My Acuff and Luna family were like many others who left the Upper Cumberland Plateau counties to find work after WWI. My folks ended up in Madison Co Alabama working for the Dallas Mill(Dallas Manufacturing Company.) The Dallas Mill was located north of Huntsville. If you read thru the census records for the Dallas community in the 1920s and 1930s you can see what a big part it played in the community and the different jobs that those employed there held. An article from the Huntsville Times in August of 1923 estimated that there were about 800 employed at the Dallas Mill. I'd imagine it was similar to the company towns but perhaps on a lesser scale.

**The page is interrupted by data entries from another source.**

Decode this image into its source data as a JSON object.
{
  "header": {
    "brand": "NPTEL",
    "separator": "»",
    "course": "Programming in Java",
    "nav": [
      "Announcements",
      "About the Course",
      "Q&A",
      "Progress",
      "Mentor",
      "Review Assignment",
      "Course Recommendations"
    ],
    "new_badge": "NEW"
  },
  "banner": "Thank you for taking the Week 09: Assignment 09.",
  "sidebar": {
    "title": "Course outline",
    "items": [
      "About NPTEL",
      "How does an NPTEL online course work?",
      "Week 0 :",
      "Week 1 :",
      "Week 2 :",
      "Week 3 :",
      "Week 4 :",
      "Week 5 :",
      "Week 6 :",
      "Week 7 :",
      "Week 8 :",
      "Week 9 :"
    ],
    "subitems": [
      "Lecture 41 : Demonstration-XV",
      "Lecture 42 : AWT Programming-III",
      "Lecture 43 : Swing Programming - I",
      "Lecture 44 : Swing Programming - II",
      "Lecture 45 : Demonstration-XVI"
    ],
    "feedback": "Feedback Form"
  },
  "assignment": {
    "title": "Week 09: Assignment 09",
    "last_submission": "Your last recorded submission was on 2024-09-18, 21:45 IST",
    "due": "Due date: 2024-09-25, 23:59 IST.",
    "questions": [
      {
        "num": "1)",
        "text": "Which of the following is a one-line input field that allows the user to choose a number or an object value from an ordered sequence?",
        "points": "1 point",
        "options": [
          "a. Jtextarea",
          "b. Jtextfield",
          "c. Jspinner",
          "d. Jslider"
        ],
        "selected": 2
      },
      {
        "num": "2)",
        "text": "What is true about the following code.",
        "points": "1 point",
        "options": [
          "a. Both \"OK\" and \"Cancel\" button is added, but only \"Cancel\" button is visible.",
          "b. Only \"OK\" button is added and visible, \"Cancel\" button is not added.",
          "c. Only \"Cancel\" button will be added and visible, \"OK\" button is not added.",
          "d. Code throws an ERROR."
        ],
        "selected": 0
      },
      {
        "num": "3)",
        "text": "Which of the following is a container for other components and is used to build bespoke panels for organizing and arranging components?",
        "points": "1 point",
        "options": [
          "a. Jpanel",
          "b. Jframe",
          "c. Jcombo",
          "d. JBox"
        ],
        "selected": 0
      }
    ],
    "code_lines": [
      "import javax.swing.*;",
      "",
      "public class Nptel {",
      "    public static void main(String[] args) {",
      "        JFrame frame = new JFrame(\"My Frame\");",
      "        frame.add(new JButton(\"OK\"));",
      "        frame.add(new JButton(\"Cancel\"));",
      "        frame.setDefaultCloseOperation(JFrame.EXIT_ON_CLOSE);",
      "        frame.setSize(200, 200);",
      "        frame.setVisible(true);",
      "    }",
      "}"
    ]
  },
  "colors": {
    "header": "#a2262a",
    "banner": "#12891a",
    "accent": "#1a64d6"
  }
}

If you have ever worked for a larger company you also know that they have their own social network. Not in the way we think of social networks today. Likes, Dislikes, Friends list and blocking someone were done in different ways than they are on today's social platforms. My grandmother's 1st cousin, Josephine Acuff Woodlee and I used to exchange letters and she had told me about some of her memories as a child. She would hear the grownups in the kitchen discussing the "happenings" of the day. If you are using DNA in your research(and you should be) keep in mind a person's place of employment may play a role in how two "parties" met. My mother DNA tested in hopes of finding descendants of an older rumored paternal half-sibling conceived during this time period(no suprises so far.) I'm sure that this is just one of many DNA discoveries that could potentially be made among the families of the mill workers. Some of the family remained in the Huntsville area and others moved back to the farm in Van Buren Co. around the time of the depression.
Sources:
"Huntsville's Large Industrial Plants That Employ Thousands," The Huntsville Times(Huntsville, Alabama), 05 Aug 1923, p. 11, col. 1-3; digital images, Newspapers.com (https://www.newspapers.com : accessed 3 May 2022).
Woodlee, Sarah Josephine Acuff. Letter to Marie Cooke Beckman(Granddaughter of 1st Cousin) postmarked 3 September 2002, Chattanooga, Tennessee. Personal Correspondence Collection of Marie Cooke Beckman. Letters from Sarah Josephine Woodlee spanning the years 2001-2004. In my possession.